Sergei: Provar um pouco disso, sim, se quiser.

Svetlana: Então, se houver mesmo a possibilidade de fazer esta panela, eu não sei, para si mesma... Não que seja inaceitável, mas você não está jogando nela, não é interessante para você, não é saboroso para você, esta borcht não é saborosa para você.

Sergei: [25:42] 
Não preste atenção nisso.

Svetlana: [25:43]
Sim, você acaba de compreender como isso ferve. E então está do lado da escolha e das oportunidades de, de alguma forma, regular os processos, pelo menos os seus próprios. Porque cada um de nós vive no seu próprio mundo, sempre oferecemos o nosso mundo uns aos outros. Ok, encontre outra pessoa, ele diz, legal, externamente legal, sim. Mas é apenas uma provocação, sim. E, na verdade, esse mundo que ele vem até você e toca, é promissor e perigoso ao mesmo tempo. Então, aqui, se vivemos e temos um mundo, essa camada de espaço - não existe ao nível de que todo mundo está infeliz agora. Não, nem todo mundo. Sim, e bem longe - há pessoas muito felizes. A capacidade de criar o seu próprio mundo, sem tentar ser aquele que reestrutura todos os processos e assim por diante, é uma canção diferente. Você pode, claro, intervir, mas depois de primeiro obter o seu próprio mundo, construí-lo, quando ele se torna um pólo de atração e outros planetas menores são puxados para ele, claro, você irá junto.

Sergei: [26:58]
Ao mudar o interior, mudamos...

Svetlana: [26:59]
Sim, a física do processo é óbvia aqui. És apenas uma pequena partícula magnética a entrar lá, e parece que estás a trazer ordem. Para ti, este magnetismo especial pode não ser muito óbvio, mas leva-te pelo caminho que deves seguir no centro desta matriz.

Sergei: [27:18]
No entanto, da minha perspectiva, não importa quão forte seja o magnetismo ou quão pequena seja a partícula, ao transformar-te internamente e energeticamente, começas a mudar o mundo à tua volta.

Svetlana: [27:33]
E este magnetismo... Faz-te expandir, certo?
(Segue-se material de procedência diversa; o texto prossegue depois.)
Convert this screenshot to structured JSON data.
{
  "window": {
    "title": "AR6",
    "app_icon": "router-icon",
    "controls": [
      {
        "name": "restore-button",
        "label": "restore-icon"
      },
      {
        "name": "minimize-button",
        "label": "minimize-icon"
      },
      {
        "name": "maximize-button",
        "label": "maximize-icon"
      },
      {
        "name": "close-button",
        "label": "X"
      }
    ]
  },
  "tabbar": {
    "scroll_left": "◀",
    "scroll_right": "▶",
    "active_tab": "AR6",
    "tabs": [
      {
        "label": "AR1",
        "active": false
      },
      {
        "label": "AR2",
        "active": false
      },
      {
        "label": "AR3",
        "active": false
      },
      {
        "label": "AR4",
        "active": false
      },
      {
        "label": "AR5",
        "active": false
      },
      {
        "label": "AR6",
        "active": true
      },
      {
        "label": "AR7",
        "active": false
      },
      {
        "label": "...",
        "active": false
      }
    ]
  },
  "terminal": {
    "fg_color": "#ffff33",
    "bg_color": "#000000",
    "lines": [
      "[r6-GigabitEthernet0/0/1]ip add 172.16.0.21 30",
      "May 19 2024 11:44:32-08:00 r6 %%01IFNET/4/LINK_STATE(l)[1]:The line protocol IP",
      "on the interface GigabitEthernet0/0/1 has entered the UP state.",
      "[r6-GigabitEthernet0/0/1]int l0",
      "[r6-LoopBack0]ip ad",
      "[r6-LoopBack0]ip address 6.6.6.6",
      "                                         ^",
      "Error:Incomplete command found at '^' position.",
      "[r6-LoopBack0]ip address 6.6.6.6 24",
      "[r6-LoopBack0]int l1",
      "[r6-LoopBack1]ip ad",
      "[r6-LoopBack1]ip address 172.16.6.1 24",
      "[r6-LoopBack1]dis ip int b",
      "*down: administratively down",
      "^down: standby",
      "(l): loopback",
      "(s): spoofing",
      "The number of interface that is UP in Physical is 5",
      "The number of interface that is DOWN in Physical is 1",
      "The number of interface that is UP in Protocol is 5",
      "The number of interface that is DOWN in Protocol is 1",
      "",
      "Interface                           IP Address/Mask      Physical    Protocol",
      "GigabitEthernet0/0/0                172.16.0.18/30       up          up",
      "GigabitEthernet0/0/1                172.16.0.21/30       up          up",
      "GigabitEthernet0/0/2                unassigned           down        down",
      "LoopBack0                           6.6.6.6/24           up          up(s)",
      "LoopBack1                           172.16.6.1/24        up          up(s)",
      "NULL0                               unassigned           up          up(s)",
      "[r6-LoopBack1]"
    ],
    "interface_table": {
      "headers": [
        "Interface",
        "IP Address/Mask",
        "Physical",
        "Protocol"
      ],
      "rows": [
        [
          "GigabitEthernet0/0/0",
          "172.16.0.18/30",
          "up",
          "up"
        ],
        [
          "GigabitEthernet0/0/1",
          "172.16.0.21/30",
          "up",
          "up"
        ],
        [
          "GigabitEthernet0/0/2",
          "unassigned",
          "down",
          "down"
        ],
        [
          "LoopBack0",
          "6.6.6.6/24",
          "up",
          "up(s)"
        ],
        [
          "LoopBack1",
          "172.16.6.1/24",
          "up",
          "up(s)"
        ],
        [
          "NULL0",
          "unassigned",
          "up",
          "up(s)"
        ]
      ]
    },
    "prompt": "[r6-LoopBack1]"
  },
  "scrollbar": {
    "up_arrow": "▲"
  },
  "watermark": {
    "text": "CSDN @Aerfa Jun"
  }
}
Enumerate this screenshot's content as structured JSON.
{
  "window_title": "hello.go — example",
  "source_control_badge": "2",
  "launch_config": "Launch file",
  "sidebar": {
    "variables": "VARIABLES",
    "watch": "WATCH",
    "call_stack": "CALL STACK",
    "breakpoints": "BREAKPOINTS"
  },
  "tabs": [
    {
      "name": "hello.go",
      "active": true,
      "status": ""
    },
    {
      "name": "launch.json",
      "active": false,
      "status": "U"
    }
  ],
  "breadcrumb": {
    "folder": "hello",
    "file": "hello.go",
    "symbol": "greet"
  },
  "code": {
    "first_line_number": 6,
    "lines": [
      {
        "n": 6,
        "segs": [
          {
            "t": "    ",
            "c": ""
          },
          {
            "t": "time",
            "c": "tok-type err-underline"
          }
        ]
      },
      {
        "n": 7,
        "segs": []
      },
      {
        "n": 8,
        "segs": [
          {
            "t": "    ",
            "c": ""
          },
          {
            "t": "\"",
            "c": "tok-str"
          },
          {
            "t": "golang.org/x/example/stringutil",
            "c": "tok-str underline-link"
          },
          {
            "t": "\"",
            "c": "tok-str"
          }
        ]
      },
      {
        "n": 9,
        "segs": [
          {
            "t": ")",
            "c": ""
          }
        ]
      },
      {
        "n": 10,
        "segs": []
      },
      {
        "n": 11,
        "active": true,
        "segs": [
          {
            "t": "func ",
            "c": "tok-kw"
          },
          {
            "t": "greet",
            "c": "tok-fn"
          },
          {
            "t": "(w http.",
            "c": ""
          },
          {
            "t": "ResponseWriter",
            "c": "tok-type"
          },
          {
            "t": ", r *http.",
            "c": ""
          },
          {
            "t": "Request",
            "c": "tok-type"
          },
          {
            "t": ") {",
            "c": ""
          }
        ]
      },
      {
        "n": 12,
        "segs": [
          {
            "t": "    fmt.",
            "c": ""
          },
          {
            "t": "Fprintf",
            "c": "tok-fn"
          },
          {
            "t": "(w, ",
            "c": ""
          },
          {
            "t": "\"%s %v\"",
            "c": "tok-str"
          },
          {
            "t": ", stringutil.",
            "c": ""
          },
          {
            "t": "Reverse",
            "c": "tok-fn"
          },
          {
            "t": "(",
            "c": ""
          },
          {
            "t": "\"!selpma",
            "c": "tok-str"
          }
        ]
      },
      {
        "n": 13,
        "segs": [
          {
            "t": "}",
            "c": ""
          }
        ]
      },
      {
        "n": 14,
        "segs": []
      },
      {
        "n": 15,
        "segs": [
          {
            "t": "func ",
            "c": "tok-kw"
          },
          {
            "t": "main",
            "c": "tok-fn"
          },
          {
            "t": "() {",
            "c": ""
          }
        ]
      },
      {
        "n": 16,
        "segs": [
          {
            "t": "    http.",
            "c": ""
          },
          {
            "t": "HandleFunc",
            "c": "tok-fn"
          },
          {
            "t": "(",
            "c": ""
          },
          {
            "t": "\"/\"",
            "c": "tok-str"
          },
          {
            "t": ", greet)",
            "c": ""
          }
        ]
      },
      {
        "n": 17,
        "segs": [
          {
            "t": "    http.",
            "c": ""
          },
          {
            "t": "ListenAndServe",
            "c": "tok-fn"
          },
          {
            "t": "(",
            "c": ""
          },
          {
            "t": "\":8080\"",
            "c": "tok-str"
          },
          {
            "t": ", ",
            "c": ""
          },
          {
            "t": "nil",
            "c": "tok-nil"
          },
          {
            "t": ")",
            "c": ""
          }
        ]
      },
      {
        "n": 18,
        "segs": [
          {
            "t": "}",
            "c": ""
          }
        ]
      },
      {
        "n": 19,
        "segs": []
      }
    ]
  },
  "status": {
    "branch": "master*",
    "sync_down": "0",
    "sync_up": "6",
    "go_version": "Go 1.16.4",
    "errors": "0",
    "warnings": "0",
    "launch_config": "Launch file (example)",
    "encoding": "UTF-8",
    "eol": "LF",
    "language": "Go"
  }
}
A tua órbita torna-se maior e tornas-te...

Sergei: [27:40]
E assim também podes alterar o teu destino.

Svetlana: [27:43]
Bem, destino, sim - o que significa alterar o destino, também é algo do género.

Sergei: [27:47]
Destino, da minha perspectiva, é uma sequência de eventos que te são prescritos na tua encarnação. E depois ou entras cego nisso, ou alteras algo em ti, então as sequências de eventos mudam. Acho que é assim que eu assumo.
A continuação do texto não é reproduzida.